We have a trapezoid ABCD and the diagonals intersect in point O. AO : OC = m : n
Prove that DO : OB = m : n
I think this discussion will show you how to proceed.
https://math.stackexchange.com/questions/1706649/problem-on-a-trapezoid-having-intersection-of-diagonals
To prove that DO : OB = m : n in the trapezoid ABCD with diagonals intersecting at point O, where AO : OC = m : n, we can use the property of similar triangles.
Let's consider triangle ADO and triangle BCO.
By the intersection property, we have:
AO : OC = AD : BC
Since we're given that AO : OC = m : n, we can write:
m : n = AD : BC
Now, let's consider triangle ADO and triangle BDO. These two triangles share the same base (DO) and have the same height (the distance from O to the line AB, which is the same as the distance from O to the line CD).
The area of a triangle is given by the formula:
Area = (1/2) * base * height
In both triangles, the base is DO, and the height is the same.

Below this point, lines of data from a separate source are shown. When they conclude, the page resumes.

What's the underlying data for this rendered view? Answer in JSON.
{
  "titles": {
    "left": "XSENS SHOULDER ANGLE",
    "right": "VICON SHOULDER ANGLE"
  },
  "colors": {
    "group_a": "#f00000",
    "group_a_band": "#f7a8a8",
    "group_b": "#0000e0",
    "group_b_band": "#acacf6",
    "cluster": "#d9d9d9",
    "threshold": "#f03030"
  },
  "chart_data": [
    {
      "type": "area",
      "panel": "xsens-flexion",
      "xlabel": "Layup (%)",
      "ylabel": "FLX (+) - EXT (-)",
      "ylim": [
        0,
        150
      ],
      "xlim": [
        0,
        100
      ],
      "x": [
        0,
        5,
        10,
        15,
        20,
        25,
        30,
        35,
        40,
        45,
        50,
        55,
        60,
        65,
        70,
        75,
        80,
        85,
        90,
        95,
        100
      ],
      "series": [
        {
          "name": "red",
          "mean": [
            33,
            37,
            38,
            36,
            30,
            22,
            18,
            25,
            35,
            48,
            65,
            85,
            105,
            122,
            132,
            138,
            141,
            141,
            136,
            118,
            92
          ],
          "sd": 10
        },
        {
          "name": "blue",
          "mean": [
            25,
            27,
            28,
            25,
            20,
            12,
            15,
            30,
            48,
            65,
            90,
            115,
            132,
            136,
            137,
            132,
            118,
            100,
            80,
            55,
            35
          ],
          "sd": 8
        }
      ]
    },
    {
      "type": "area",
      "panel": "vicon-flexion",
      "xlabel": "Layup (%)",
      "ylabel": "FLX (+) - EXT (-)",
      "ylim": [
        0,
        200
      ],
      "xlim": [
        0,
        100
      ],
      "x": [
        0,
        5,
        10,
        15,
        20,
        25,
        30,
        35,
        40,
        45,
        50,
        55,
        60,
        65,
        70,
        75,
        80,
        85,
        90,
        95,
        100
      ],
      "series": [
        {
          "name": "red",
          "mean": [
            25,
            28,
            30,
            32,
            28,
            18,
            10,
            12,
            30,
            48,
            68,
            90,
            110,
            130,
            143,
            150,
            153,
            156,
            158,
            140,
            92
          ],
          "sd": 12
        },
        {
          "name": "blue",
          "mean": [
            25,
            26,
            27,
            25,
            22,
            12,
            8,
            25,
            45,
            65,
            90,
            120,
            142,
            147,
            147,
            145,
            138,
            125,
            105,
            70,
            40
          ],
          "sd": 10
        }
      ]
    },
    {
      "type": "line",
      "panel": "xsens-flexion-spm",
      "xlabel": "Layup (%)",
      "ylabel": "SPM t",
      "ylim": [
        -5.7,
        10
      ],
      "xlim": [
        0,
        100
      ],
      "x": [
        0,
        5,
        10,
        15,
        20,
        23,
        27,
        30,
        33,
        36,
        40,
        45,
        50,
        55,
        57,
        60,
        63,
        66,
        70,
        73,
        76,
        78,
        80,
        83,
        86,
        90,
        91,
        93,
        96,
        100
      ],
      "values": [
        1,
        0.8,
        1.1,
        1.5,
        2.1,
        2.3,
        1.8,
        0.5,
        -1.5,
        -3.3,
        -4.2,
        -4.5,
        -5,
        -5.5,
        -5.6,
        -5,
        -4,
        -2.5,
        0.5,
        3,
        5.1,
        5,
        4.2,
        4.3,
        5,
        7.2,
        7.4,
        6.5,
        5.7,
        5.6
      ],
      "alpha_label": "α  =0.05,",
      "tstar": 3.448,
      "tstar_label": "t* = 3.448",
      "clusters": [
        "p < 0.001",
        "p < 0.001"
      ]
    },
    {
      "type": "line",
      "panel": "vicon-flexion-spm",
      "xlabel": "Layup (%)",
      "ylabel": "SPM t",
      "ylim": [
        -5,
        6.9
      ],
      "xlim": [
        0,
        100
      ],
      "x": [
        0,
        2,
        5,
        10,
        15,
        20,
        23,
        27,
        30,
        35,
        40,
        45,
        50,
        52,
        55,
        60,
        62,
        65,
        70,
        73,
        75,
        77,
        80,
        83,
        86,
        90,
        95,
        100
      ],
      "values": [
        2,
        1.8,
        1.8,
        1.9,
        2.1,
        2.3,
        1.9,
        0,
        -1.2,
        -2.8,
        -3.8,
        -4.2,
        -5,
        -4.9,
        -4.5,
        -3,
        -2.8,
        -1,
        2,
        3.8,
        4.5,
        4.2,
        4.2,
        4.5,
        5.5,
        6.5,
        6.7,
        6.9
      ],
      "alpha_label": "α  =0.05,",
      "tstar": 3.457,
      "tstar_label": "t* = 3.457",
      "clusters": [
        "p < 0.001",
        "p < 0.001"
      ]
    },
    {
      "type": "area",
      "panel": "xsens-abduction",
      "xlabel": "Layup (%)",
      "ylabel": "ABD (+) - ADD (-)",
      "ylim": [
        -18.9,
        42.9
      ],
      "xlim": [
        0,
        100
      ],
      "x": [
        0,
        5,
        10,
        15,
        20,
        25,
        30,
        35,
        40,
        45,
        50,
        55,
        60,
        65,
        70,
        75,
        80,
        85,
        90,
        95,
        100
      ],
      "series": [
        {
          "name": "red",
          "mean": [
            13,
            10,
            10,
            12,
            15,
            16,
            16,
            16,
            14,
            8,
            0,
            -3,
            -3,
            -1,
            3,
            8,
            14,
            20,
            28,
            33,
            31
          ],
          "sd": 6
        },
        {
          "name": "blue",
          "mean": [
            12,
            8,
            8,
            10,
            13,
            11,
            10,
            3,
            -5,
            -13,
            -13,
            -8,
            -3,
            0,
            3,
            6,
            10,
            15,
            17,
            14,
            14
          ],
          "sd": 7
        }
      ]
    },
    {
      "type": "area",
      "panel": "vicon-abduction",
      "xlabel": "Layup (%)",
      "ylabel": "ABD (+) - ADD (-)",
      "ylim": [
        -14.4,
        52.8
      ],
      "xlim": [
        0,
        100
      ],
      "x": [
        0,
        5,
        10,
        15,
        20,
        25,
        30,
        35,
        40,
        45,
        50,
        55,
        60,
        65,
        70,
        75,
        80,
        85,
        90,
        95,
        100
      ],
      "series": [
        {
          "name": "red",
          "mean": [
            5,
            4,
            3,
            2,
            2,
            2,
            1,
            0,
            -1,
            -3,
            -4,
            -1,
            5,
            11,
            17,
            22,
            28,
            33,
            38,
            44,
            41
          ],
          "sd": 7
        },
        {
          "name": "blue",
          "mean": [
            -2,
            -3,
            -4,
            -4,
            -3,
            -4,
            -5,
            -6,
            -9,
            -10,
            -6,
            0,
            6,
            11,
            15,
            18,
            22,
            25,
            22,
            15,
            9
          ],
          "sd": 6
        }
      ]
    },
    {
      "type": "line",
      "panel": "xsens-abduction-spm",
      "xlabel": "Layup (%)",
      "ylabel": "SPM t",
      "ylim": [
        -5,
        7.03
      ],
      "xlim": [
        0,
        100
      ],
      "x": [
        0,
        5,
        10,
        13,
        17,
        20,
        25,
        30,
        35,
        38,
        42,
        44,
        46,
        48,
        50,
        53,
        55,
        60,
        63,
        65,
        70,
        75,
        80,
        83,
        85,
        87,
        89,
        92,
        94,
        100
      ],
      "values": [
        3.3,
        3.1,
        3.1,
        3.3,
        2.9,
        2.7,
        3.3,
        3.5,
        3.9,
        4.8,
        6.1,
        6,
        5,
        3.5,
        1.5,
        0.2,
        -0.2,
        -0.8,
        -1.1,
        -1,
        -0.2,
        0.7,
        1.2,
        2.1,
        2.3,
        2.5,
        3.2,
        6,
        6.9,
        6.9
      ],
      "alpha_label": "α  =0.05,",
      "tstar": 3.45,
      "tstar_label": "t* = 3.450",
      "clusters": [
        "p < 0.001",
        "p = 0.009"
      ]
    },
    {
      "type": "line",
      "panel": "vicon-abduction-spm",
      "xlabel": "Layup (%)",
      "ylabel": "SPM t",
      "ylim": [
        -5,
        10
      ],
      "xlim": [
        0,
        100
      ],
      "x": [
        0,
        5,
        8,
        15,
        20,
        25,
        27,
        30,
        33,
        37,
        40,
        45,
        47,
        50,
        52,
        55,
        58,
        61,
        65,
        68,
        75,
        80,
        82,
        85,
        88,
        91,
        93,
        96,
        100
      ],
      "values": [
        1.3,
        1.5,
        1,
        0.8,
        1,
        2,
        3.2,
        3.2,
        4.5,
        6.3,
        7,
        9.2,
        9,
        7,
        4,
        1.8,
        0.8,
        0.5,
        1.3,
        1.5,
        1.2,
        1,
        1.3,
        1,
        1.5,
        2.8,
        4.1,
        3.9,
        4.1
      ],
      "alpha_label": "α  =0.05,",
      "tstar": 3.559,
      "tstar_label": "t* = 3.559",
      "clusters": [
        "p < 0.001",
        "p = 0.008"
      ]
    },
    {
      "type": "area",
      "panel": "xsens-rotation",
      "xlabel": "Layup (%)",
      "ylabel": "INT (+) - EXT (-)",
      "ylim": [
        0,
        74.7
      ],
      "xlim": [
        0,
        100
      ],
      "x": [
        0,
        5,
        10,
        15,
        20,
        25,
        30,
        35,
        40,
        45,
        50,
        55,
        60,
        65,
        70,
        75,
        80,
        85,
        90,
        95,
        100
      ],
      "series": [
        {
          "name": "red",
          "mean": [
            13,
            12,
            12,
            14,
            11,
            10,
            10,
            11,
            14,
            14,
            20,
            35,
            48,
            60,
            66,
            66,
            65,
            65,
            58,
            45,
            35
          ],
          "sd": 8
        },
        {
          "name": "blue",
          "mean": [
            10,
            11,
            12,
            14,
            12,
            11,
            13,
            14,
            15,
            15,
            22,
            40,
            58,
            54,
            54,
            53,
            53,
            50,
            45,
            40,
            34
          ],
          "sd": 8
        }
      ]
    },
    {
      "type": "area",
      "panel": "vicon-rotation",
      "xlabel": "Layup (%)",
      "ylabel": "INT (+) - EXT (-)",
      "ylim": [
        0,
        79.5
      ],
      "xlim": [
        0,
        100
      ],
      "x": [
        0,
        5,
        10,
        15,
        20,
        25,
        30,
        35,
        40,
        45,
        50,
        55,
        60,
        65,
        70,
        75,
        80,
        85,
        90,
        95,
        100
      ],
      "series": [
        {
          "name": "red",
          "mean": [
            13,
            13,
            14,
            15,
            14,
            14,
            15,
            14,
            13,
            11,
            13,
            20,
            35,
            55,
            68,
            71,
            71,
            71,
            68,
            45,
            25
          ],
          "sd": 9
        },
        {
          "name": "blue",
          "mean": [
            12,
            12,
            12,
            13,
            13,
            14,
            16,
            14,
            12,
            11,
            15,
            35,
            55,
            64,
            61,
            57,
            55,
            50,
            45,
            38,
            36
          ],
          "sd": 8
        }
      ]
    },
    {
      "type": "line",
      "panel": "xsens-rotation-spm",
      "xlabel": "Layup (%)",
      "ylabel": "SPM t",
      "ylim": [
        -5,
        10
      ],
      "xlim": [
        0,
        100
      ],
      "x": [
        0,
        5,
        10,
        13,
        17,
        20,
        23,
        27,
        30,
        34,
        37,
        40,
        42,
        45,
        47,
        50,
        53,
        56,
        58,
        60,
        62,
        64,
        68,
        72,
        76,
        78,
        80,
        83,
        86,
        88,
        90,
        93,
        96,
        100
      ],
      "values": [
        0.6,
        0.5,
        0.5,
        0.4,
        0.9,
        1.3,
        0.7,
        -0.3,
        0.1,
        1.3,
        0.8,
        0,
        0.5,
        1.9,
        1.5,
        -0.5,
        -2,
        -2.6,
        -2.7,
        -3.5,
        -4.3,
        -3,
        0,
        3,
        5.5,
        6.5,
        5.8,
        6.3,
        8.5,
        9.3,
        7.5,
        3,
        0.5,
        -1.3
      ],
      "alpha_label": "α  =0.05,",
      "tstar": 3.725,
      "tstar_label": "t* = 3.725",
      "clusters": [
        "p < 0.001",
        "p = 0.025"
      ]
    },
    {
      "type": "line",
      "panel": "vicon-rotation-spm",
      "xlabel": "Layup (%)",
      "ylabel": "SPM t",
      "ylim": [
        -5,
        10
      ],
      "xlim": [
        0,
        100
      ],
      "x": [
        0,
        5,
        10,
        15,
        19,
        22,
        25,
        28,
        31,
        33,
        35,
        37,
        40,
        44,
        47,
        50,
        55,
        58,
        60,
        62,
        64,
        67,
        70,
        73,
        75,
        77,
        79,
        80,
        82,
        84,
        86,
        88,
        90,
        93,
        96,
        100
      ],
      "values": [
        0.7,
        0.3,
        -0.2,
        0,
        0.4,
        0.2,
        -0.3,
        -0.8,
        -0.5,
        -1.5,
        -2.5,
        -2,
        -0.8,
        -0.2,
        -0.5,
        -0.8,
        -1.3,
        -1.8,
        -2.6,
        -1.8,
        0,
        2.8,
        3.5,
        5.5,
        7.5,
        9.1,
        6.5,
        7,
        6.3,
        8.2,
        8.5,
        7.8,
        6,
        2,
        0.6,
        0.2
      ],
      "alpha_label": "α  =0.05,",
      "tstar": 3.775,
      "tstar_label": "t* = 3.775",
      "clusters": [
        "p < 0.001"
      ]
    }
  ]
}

Therefore, the ratio of their areas is equal to the ratio of their bases:
Area(ADO) : Area(BDO) = DO : DO
But the area of a triangle is proportional to its base, so:
Area(ADO) : Area(BDO) = AD : BD
Since we know that AD : BD = m : n (from the earlier equation), we have:
Area(ADO) : Area(BDO) = m : n
Since the areas of ADO and BDO have the same ratio as the bases AD and BD, we can conclude that DO : OB = m : n.